Straightaway, I interrupted the conversation with my friends over IM to see whether they agreed. After much debate the conclusion was that we are all guilty of using IM for personal purposes.

But, like the phone on your desk and your work email account, IM offers an easy and quick means of communicating with the outside world. Indeed, Meta found 78 percent of respondents applauded IM because it gives a faster response than email, and 74 percent said it leads to faster problem solving.

There are arguments that staff should be given access to such means of communication, because there will be times during the working day when the outside world must be contacted, and if so they might as well do it quickly. This is fair enough, but in my experience the personal use of IM spreads like a meme. Once someone starts using it they suggest it to their friends and before you know it people are corresponding with the regularity of serial killers and "the women who love those that kill..."

This means that IM at work should be used only in a controlled way, with usage policies or properly sanctioned clients in place. Without this, the enterprise could be exposed to rogue desktop downloads, with no definitive way to manage them.

IM should be treated like any other client in the workplace, so at the very least the IT department should know it is being used.
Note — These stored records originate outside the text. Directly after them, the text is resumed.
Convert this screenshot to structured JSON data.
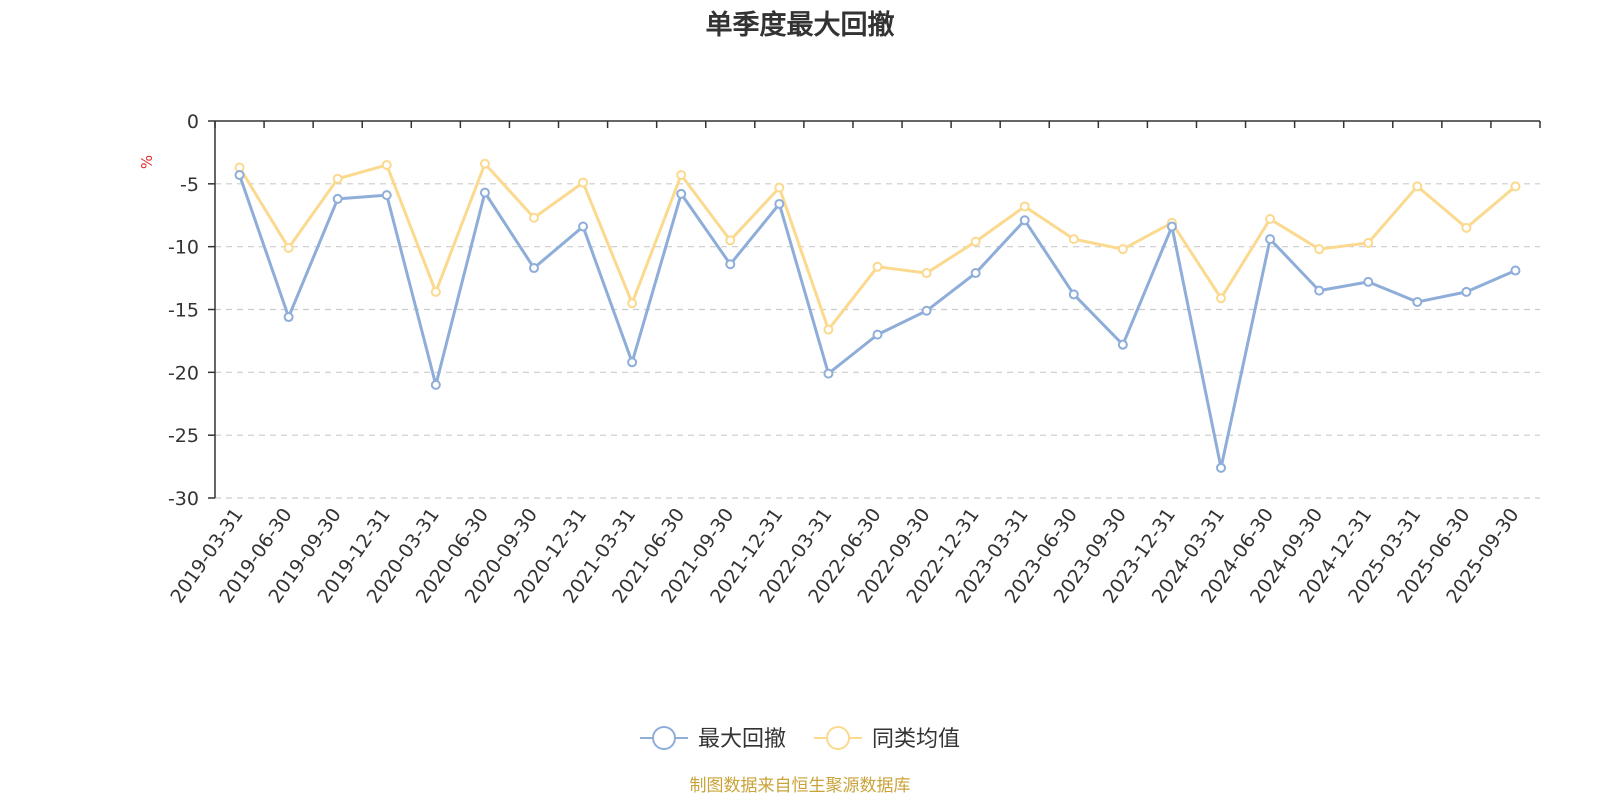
{
  "chart_data": {
    "type": "line",
    "title": "单季度最大回撤",
    "ylabel": "%",
    "ylim": [
      -30,
      0
    ],
    "yticks": [
      0,
      -5,
      -10,
      -15,
      -20,
      -25,
      -30
    ],
    "grid": true,
    "legend_position": "bottom",
    "categories": [
      "2019-03-31",
      "2019-06-30",
      "2019-09-30",
      "2019-12-31",
      "2020-03-31",
      "2020-06-30",
      "2020-09-30",
      "2020-12-31",
      "2021-03-31",
      "2021-06-30",
      "2021-09-30",
      "2021-12-31",
      "2022-03-31",
      "2022-06-30",
      "2022-09-30",
      "2022-12-31",
      "2023-03-31",
      "2023-06-30",
      "2023-09-30",
      "2023-12-31",
      "2024-03-31",
      "2024-06-30",
      "2024-09-30",
      "2024-12-31",
      "2025-03-31",
      "2025-06-30",
      "2025-09-30"
    ],
    "series": [
      {
        "name": "最大回撤",
        "color": "#8eaed9",
        "values": [
          -4.3,
          -15.6,
          -6.2,
          -5.9,
          -21.0,
          -5.7,
          -11.7,
          -8.4,
          -19.2,
          -5.8,
          -11.4,
          -6.6,
          -20.1,
          -17.0,
          -15.1,
          -12.1,
          -7.9,
          -13.8,
          -17.8,
          -8.4,
          -27.6,
          -9.4,
          -13.5,
          -12.8,
          -14.4,
          -13.6,
          -11.9
        ]
      },
      {
        "name": "同类均值",
        "color": "#fbd98f",
        "values": [
          -3.7,
          -10.1,
          -4.6,
          -3.5,
          -13.6,
          -3.4,
          -7.7,
          -4.9,
          -14.5,
          -4.3,
          -9.5,
          -5.3,
          -16.6,
          -11.6,
          -12.1,
          -9.6,
          -6.8,
          -9.4,
          -10.2,
          -8.1,
          -14.1,
          -7.8,
          -10.2,
          -9.7,
          -5.2,
          -8.5,
          -5.2
        ]
      }
    ]
  },
  "source": {
    "text": "制图数据来自恒生聚源数据库",
    "color": "#c9a33a"
  },
  "colors": {
    "axis": "#333333",
    "grid": "#cccccc",
    "unit": "#e03030"
  }
}
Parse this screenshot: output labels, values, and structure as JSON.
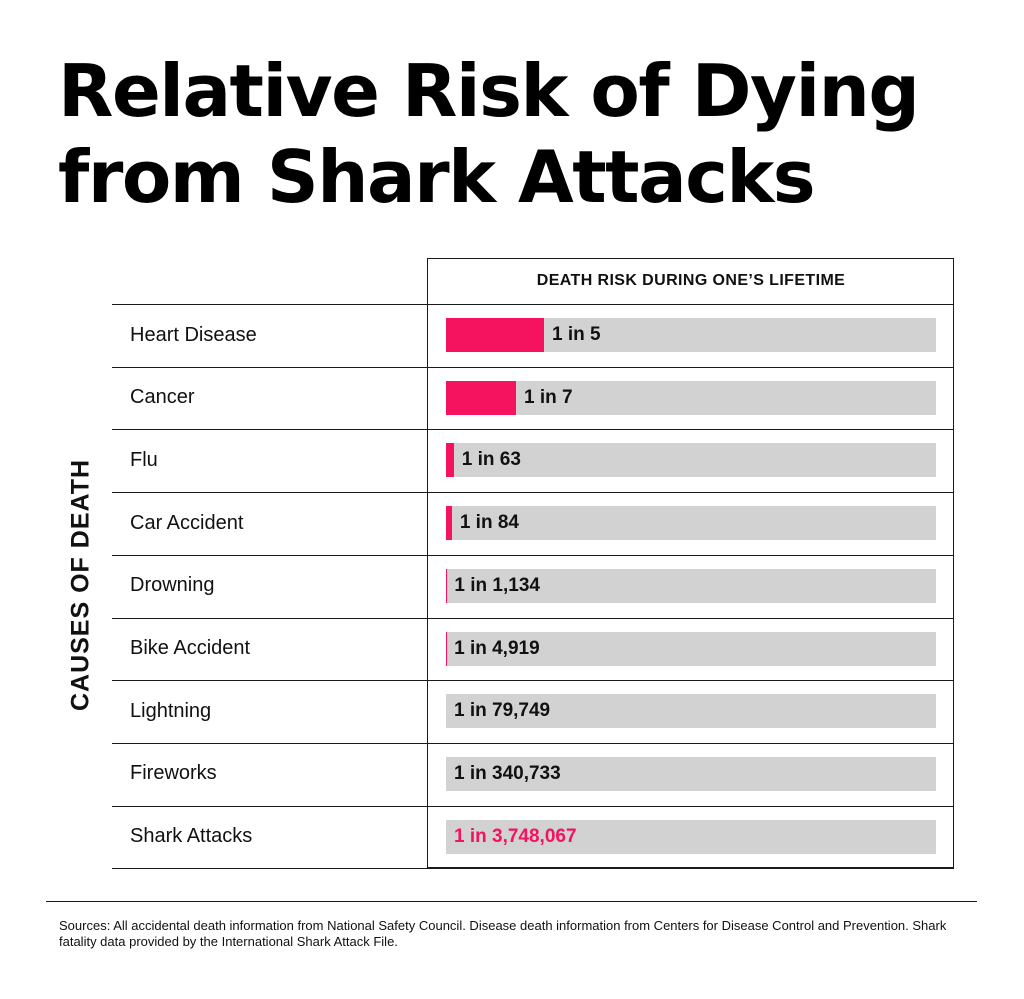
{
  "title_lines": [
    "Relative Risk of Dying",
    "from Shark Attacks"
  ],
  "y_axis_label": "CAUSES OF DEATH",
  "column_header": "DEATH RISK DURING ONE’S LIFETIME",
  "sources": "Sources: All accidental death information from National Safety Council. Disease death information from Centers for Disease Control and Prevention. Shark fatality data provided by the International Shark Attack File.",
  "colors": {
    "accent": "#f5125f",
    "track": "#d2d2d2",
    "text": "#111111"
  },
  "chart_data": {
    "type": "bar",
    "orientation": "horizontal",
    "title": "Relative Risk of Dying from Shark Attacks",
    "xlabel": "DEATH RISK DURING ONE’S LIFETIME",
    "ylabel": "CAUSES OF DEATH",
    "categories": [
      "Heart Disease",
      "Cancer",
      "Flu",
      "Car Accident",
      "Drowning",
      "Bike Accident",
      "Lightning",
      "Fireworks",
      "Shark Attacks"
    ],
    "labels": [
      "1 in 5",
      "1 in 7",
      "1 in 63",
      "1 in 84",
      "1 in 1,134",
      "1 in 4,919",
      "1 in 79,749",
      "1 in 340,733",
      "1 in 3,748,067"
    ],
    "values": [
      0.2,
      0.142857,
      0.015873,
      0.011905,
      0.000882,
      0.000203,
      1.25e-05,
      2.9e-06,
      2.7e-07
    ],
    "xlim": [
      0,
      1
    ],
    "highlight": "Shark Attacks",
    "grid": false,
    "legend": "none"
  }
}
Unless IM has been rolled out company-wide, so that it is filtered, protected and properly sanctioned, it is the equivalent of allowing someone to bring a pet rat into a cheese factory and giving it a long leash.

According to Meta, just 35 percent of companies have an IM usage policy. This is bad news. Not only can messaging waste time, it also is open to viruses, trojan horses, worms and spam. But you cannot simply legislate against IM use.
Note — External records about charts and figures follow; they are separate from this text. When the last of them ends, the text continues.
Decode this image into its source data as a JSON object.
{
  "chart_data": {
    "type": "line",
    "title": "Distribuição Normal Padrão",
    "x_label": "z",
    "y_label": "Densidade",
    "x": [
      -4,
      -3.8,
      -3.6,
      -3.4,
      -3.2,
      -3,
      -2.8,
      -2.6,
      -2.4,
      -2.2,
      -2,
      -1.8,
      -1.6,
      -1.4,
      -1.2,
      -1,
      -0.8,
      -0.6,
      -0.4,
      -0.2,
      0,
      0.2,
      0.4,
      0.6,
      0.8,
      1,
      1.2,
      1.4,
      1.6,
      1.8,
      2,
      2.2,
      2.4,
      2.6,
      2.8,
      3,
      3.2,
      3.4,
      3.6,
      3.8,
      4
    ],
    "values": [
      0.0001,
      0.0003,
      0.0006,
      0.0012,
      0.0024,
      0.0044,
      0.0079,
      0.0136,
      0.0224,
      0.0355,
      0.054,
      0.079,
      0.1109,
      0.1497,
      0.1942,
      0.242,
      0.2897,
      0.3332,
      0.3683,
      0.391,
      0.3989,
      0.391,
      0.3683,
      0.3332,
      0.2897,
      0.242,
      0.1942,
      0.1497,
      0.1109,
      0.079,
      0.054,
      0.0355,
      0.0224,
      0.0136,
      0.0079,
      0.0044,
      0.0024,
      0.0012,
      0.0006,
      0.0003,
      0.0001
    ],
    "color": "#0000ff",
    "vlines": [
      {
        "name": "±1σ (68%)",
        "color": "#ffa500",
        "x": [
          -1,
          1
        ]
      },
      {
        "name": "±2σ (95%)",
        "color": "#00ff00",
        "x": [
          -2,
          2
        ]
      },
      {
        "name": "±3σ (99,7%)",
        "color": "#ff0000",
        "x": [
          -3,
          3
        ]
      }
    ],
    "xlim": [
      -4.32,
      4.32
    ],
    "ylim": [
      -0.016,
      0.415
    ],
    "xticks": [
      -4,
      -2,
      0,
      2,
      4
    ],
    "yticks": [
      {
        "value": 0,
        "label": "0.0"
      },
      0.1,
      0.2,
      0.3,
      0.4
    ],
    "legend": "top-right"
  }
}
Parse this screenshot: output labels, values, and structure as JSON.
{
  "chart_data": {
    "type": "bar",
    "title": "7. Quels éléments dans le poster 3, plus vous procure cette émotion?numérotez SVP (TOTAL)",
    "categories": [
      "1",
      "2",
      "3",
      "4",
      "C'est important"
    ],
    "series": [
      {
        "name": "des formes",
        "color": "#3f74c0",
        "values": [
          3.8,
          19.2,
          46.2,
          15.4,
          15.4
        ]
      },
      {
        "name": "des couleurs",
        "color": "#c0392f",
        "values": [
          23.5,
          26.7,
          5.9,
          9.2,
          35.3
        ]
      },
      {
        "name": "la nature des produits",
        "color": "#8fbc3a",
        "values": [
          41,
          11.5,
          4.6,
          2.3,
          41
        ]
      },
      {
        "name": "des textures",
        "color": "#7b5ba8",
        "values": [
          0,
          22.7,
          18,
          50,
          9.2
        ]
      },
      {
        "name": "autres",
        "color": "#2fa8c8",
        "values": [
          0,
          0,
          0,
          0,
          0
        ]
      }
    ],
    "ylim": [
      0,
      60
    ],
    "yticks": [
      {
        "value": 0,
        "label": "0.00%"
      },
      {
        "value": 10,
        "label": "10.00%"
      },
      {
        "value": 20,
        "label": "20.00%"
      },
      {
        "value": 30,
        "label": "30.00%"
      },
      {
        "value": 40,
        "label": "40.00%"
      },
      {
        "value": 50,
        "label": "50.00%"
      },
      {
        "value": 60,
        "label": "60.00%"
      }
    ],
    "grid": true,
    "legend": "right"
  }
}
With warnings being issued about online banking, increasing spam and viruses, phishing attacks and offensive material, it is time for firms to seriously consider how much and how often they give their staff the freedom to browse the internet.

Firms would be wise not to be heavy-handed, because history tells us that prohibition solves little. It's best to work with staff, working out what tools they need to use, and then to agree on a timetable that they can follow when using them.

The alternative - burying your head in the sand while your staff are sticking theirs above the trench - is a very bad idea indeed.